Niebawem problem braku górników może być jeszcze bardziej dolegliwy. Planowane jest bowiem uruchomienie dużej kopalni węgla brunatnego w Lubsku. Miasto leży w województwie lubuskim, ale blisko północnej granicy Dolnego Śląska.

Coraz częściej powraca też temat sięgnięcia po 380 mln ton węgla antracytowego, który zalega w Wałbrzychu i jego okolicach. O takiej możliwości wspominał m.in. wicepremier i minister gospodarki Waldemar Pawlak. Goszcząc we wrześniu w Wałbrzychu tłumaczył, że eksploatacja węgla mogłaby się odbywać z wykorzystaniem najnowocześniejszych metod górniczych.
Na potrzeby rynku zaczynają reagować szkoły. ZS nr 8 w Wałbrzychu, gdzie w przeszłości szkolono kadrę dla miejscowych kopalń, chce reaktywować kierunek górniczy dla absolwentów gimnazjów.

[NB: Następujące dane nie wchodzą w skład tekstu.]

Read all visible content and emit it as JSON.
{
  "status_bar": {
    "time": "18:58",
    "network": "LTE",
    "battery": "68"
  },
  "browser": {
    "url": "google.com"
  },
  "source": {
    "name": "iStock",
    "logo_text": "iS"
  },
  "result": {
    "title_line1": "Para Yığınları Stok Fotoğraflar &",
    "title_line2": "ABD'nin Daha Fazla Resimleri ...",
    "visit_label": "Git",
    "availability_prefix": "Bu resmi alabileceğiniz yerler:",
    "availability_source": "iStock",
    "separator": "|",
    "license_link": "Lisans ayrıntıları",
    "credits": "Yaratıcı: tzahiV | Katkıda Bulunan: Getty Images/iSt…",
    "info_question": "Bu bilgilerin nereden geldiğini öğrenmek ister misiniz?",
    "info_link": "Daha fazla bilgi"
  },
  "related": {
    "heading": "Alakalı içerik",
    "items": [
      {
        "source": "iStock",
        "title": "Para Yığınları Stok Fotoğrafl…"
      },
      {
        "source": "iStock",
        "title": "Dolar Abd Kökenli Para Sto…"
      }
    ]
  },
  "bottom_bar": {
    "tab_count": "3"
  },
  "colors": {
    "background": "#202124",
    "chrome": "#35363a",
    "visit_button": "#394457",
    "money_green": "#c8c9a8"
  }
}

- Mamy wykwalifikowanych nauczycieli oraz pomoce dydaktyczne niezbędne do szkolenia przyszłych górników. Obok szkoły jest nawet sztolnia - tłumaczy Roman Głód, dyrektor Zespołu Szkół nr 8. - Czekamy tylko, by pracodawcy zgłosili, że potrzebują takich specjalistów. To niezbędny warunek uruchomienia nowego kierunku.

Następnym warunkiem niezbędnym do utworzenia nowego kierunku jest uzyskanie zgody z kuratorium oświaty oraz zarządu starostwa powiatowego, któremu podlegają szkoły ponadgimnazjalne w powiecie wałbrzyskim. Uchwała w tej sprawie musi być podjęta przez starostwo do 28 lutego.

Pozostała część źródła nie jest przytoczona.